On Mon, Oct 28, 2013 at 10:49 AM, Oscar Benjamin <oscar.j.benjamin@gmail.com> wrote:
On 28 October 2013 13:57, Brett Cannon <brett@python.org> wrote:
>
> On Sun, Oct 27, 2013 at 7:20 PM, Antoine Pitrou <solipsis@pitrou.net> wrote:
>>
>> On Sun, 27 Oct 2013 16:56:34 -0500
>> Tim Peters <tim.peters@gmail.com> wrote:
>> > [Guido]
>> > > I wouldn't take out negative strides completely, but I might consider
>> > > deprecating lower and upper bounds other than None (== missing). So
>> > > a[::-1]
>> > > would still work, and a[None:None:-1] would be a verbose way of
>> > > spelling the
>> > > same,
>> >
>> > Happy idea.
>> >
>> > > but a[-1:-6:-1] would be deprecated.
>> >
>> > Not sure I've _ever_ seen that in real life.
>>
>> If it's never seen in real life, then there's probably no urge to
>> deprecate it and later replace it with a new thing, IMHO.
>
> I think there is to minimize even the chance someone has done something like
> this since it's so wonky. We all know someone has somewhere in code out in
> the world.

Are you saying that any code that depends on the current behaviour is
"wonky" and therefore doesn't properly deserve continued support?

I'm saying the current semantics of how the strides work are wonky and we should fix it so valid code has to jump through less hoops to get the semantics they would expect/want.
 

I know I have private (numpy-based) code that depends on this
behaviour. There's nothing wonky about me choosing the limits that I
currently need to in order to get the correct slice.

Sure, all I'm saying is that you probably had to mentally work through more to get the right semantics you wanted compared to if this was changed the way Guido and Tim are suggesting.
 

I think that the numpy mailing lists should be consulted before any
decisions are made. As Antoine says: if you've never noticed this
behaviour before then it obviously doesn't matter to you that much so
why the rush to deprecate it?

I'm not saying not to talk to them, but I also don't think we should necessarily not change it because no one uses it either. If it's wide spread then sure, we just live with it. It's always a balancing act of fixing for future code vs. pain of current code. I'm just saying we shouldn't dismiss changing this out of hand because you are so far the only person who has relied on this.
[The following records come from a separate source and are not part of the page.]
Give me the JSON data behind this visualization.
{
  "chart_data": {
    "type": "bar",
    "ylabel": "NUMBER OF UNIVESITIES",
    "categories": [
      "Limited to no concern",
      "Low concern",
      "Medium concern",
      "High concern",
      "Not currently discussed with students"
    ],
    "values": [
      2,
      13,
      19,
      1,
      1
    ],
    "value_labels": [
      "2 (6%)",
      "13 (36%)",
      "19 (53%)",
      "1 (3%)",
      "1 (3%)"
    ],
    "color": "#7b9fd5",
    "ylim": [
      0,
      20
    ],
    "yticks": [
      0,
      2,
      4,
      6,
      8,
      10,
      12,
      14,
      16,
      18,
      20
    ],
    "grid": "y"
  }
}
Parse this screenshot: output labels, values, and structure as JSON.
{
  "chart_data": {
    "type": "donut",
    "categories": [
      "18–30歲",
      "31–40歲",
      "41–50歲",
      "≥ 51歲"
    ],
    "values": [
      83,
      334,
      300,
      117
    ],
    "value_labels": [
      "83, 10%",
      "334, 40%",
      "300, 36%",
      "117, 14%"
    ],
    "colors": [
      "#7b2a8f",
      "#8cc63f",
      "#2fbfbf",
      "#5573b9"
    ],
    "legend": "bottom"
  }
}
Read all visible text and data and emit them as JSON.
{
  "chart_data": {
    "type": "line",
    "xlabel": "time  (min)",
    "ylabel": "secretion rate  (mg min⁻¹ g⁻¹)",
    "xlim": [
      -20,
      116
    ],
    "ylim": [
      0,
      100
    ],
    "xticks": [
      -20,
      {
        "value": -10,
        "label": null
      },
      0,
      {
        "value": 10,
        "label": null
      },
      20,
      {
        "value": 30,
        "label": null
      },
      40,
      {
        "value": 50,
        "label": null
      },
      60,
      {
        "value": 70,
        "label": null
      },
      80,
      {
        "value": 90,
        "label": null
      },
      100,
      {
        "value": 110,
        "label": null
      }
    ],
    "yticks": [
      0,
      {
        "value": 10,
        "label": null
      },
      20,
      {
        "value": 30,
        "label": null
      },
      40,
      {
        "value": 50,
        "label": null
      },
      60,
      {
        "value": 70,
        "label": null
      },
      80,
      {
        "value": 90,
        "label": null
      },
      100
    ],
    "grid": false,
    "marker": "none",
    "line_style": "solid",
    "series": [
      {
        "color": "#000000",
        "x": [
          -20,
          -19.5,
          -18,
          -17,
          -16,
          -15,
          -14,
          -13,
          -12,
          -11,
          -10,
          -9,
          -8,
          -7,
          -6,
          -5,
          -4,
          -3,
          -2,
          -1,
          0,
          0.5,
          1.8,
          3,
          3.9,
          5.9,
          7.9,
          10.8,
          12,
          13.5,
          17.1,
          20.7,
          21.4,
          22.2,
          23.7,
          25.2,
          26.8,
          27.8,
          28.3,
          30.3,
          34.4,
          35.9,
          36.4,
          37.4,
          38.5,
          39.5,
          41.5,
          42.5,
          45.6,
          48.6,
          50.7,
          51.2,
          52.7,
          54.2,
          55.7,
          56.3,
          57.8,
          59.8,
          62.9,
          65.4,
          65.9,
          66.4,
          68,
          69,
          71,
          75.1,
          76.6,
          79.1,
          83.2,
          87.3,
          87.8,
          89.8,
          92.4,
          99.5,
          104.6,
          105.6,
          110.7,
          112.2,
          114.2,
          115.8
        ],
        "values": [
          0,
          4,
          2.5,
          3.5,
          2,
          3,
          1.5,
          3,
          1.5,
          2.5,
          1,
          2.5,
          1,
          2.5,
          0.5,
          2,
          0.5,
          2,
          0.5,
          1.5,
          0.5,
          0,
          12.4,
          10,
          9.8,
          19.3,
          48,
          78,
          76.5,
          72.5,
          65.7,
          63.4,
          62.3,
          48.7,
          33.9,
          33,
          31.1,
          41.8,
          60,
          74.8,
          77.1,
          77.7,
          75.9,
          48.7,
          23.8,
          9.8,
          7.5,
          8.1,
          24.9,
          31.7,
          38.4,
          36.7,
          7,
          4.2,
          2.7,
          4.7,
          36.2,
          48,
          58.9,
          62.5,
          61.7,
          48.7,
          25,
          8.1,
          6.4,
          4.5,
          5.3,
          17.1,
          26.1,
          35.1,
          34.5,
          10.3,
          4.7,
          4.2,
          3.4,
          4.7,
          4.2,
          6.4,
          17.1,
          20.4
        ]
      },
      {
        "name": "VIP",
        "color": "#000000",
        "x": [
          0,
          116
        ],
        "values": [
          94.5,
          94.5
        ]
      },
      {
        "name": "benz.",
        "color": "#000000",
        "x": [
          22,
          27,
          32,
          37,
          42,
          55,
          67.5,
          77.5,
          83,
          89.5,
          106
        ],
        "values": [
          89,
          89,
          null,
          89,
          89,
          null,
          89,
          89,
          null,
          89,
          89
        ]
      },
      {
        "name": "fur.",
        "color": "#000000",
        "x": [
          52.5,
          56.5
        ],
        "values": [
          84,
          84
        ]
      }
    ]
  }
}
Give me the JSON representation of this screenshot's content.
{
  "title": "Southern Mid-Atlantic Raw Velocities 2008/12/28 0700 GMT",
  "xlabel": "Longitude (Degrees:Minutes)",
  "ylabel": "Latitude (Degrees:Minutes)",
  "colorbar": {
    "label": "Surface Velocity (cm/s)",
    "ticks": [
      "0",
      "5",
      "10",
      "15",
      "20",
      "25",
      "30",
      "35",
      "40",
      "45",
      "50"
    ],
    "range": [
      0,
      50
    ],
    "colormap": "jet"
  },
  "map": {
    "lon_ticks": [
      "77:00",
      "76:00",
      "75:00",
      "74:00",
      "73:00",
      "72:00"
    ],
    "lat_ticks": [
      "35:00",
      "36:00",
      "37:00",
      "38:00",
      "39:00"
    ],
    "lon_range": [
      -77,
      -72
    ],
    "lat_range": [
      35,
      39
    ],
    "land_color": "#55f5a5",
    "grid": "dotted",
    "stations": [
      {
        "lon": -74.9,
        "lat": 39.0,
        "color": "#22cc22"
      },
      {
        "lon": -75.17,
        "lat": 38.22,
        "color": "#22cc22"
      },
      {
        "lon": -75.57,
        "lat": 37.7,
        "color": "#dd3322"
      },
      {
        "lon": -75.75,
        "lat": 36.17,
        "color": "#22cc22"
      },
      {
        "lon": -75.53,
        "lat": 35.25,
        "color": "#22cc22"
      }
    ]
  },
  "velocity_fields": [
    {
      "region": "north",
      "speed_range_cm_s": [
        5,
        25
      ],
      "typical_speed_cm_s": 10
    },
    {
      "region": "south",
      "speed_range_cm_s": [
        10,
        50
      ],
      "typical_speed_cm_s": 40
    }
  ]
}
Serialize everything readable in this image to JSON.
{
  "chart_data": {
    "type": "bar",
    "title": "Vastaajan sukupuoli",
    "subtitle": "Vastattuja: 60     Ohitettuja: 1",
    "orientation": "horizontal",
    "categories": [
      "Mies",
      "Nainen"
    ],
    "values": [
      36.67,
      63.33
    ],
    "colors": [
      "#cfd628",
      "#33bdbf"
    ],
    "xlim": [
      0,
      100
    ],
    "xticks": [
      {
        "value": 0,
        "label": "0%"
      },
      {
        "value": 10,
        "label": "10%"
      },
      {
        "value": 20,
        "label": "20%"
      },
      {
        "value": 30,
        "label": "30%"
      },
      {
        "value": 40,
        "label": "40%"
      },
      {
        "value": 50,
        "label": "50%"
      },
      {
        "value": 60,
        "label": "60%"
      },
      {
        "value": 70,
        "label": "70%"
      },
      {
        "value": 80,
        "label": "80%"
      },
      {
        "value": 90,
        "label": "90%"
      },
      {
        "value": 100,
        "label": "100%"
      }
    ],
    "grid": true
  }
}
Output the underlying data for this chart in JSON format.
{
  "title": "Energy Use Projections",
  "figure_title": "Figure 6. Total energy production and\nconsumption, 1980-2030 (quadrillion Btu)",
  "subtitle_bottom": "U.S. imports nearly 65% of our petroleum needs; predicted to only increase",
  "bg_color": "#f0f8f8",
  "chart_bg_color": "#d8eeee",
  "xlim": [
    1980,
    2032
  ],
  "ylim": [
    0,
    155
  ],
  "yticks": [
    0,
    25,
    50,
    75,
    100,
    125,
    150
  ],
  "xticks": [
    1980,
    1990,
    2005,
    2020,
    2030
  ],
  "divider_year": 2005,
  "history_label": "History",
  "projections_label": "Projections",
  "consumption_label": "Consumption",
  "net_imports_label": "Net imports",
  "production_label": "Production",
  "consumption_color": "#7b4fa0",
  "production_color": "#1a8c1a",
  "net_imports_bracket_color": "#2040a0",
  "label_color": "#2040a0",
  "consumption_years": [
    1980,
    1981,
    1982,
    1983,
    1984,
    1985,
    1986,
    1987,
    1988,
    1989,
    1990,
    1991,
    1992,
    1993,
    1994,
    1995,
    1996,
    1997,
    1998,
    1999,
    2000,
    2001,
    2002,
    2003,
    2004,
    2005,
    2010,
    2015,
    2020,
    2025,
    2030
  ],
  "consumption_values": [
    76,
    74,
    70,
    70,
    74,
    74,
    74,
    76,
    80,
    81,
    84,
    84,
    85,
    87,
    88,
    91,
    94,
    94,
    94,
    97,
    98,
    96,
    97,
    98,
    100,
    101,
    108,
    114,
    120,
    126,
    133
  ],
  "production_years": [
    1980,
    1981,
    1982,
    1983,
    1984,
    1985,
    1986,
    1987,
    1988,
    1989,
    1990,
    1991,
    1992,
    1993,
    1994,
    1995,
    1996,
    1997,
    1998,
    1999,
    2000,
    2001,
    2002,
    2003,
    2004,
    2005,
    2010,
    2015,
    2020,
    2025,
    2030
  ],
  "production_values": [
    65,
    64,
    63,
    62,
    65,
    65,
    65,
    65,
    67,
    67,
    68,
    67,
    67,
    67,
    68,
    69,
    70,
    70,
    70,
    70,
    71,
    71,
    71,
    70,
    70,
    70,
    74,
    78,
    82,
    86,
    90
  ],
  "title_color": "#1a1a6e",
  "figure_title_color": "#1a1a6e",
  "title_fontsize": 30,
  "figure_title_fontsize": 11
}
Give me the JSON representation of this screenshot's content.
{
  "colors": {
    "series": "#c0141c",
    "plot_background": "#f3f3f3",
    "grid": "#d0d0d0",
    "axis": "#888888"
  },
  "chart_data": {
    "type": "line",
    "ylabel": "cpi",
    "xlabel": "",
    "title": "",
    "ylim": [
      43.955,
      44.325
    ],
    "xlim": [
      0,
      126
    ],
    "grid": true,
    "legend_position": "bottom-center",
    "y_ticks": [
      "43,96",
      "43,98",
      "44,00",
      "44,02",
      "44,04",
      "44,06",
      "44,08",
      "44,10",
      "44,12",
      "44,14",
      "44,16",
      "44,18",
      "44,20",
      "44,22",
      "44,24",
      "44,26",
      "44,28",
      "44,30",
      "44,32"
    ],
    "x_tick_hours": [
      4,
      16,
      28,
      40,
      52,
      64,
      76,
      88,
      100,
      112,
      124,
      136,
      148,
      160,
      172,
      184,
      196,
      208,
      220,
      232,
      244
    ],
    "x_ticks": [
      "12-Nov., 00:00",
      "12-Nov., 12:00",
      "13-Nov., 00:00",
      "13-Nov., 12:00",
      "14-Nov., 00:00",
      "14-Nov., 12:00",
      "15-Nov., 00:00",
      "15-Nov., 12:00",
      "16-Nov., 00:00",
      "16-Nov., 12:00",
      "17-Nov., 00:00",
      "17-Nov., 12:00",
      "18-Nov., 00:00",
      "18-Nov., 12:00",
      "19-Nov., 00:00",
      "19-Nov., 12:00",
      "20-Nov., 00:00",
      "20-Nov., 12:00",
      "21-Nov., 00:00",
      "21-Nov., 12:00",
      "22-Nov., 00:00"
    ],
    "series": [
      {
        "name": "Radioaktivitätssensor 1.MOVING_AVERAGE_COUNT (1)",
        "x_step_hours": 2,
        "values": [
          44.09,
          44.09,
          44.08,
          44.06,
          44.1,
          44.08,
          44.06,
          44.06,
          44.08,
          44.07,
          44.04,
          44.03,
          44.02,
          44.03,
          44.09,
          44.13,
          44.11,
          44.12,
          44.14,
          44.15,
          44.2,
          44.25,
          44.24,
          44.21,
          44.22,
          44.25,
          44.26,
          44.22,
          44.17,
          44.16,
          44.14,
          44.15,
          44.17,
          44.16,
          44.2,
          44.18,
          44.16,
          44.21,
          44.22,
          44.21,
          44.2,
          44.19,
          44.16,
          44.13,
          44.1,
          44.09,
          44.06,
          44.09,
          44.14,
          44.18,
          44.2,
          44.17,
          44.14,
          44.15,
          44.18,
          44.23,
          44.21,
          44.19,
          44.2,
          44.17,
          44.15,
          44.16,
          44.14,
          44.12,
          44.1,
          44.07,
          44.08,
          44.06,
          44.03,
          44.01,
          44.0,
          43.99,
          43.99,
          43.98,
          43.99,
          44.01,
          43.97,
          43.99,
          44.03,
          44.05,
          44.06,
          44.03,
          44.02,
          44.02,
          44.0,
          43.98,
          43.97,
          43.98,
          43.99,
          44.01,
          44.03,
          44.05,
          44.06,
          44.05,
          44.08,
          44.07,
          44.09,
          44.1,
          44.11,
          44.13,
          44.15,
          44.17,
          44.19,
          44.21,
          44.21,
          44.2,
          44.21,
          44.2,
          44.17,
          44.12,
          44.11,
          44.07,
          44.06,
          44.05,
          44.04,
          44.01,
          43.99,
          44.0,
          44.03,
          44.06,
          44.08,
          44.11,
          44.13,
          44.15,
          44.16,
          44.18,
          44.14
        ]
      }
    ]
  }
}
As for the rush, it's because 3.4b1 is approaching and if this slips to 3.5 that's 1.5 years of deprecation time lost for something that doesn't have a syntactic break to help you discover the change in semantics.
 

> +1 on doing a deprecation in 3.4.

-1 on any deprecation without a clear plan for a better syntax. Simply
changing the semantics of the current syntax would bring in who knows
how many off-by-one errors for virtually no benefit.

The deprecation would be in there from now until Python 4 so it wouldn't be sudden (remember that we are on a roughly 18 month release cycle, so if this went into 3.4 that's 7.5 years until this changes in Python 4). And there's already a future-compatible way to change your code to get the same results in the end that just require more explicit steps/code.